This work proposes an end-to-end autonomous maritime search system to address the low efficiency and poor robustness of floating object detection in complex oceanic environments. The system uniquely integrates high-fidelity flow field reconstruction driven by computational fluid dynamics with dynamic probabilistic modeling, multi-UAV cooperative search control, and deep learning–based object detection, further enhanced by real-time drifter data for online optimization. Field trials conducted under realistic sea conditions in Valun Bay, Croatia, demonstrated the system’s ability to reliably and efficiently locate floating targets, thereby validating its practicality and robustness in uncertain marine environments.

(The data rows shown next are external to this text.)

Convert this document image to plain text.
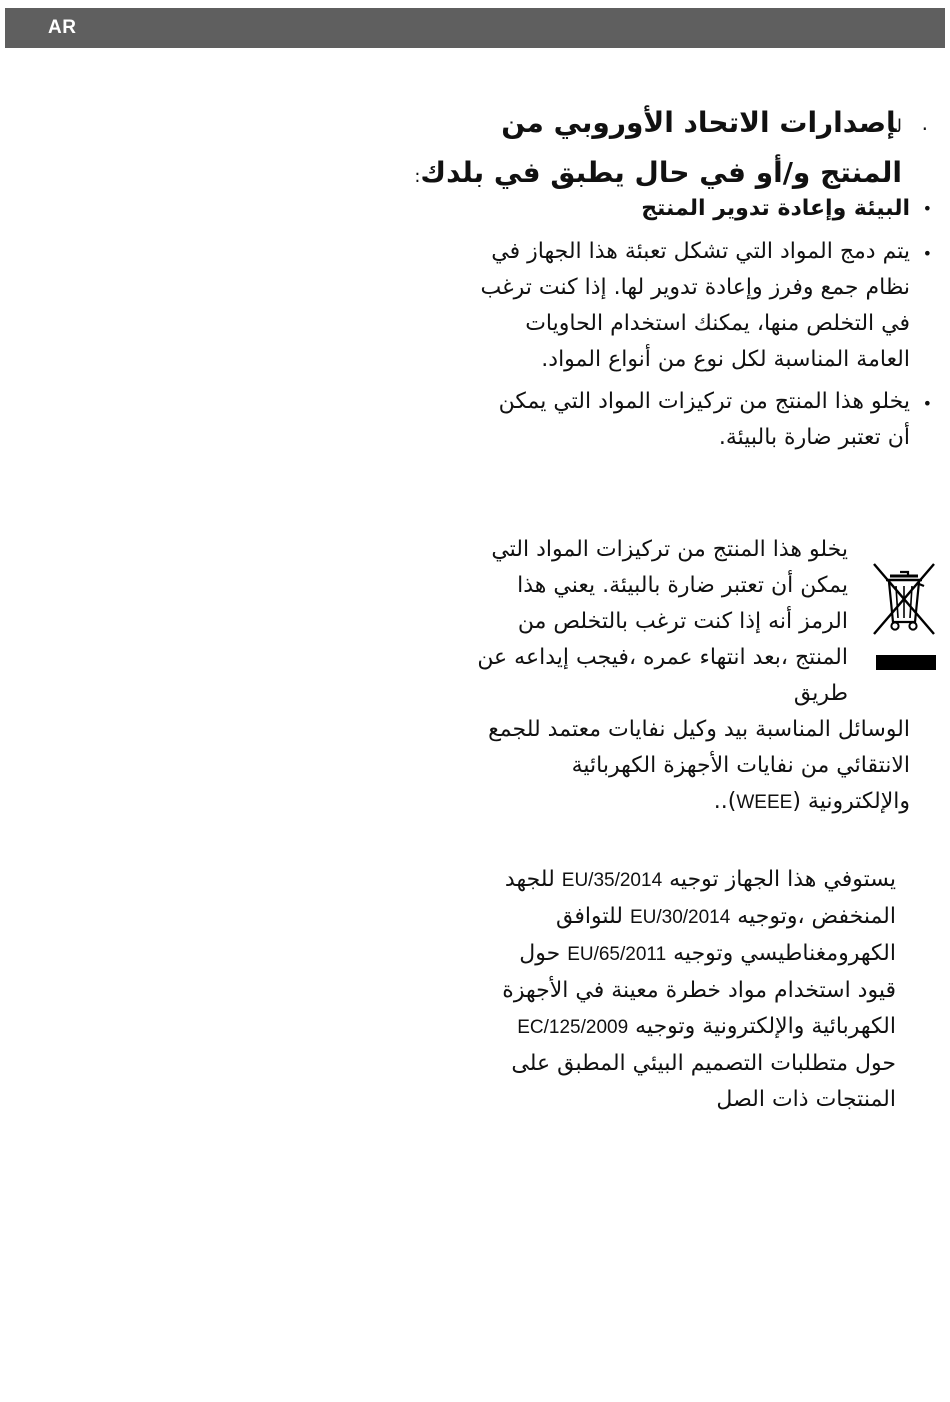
AR
.
لإصدارات الاتحاد الأوروبي من
المنتج و/أو في حال يطبق في بلدك:
•
البيئة وإعادة تدوير المنتج
•
يتم دمج المواد التي تشكل تعبئة هذا الجهاز في نظام جمع وفرز وإعادة تدوير لها. إذا كنت ترغب في التخلص منها، يمكنك استخدام الحاويات العامة المناسبة لكل نوع من أنواع المواد.
•
يخلو هذا المنتج من تركيزات المواد التي يمكن أن تعتبر ضارة بالبيئة.
يخلو هذا المنتج من تركيزات المواد التي يمكن أن تعتبر ضارة بالبيئة. يعني هذا الرمز أنه إذا كنت ترغب بالتخلص من المنتج ،بعد انتهاء عمره ،فيجب إيداعه عن طريق
الوسائل المناسبة بيد وكيل نفايات معتمد للجمع الانتقائي من نفايات الأجهزة الكهربائية والإلكترونية (WEEE)..
يستوفي هذا الجهاز توجيه EU/35/2014 للجهد المنخفض ،وتوجيه EU/30/2014 للتوافق الكهرومغناطيسي وتوجيه EU/65/2011 حول قيود استخدام مواد خطرة معينة في الأجهزة الكهربائية والإلكترونية وتوجيه EC/125/2009 حول متطلبات التصميم البيئي المطبق على المنتجات ذات الصل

This paper presents the integration of flow field reconstruction, dynamic probabilistic modeling, search control, and machine vision detection in a system for autonomous maritime search operations. Field experiments conducted in Valun Bay (Cres Island, Croatia) involved real-time drifter data acquisition, surrogate flow model fitting based on computational fluid dynamics and numerical optimization, advanced multi-UAV search control and vision sensing, as well as deep learning-based object detection. The results demonstrate that a tightly coupled approach enables reliable detection of floating targets under realistic uncertainties and complex environmental conditions, providing concrete insights for future autonomous maritime search and rescue applications.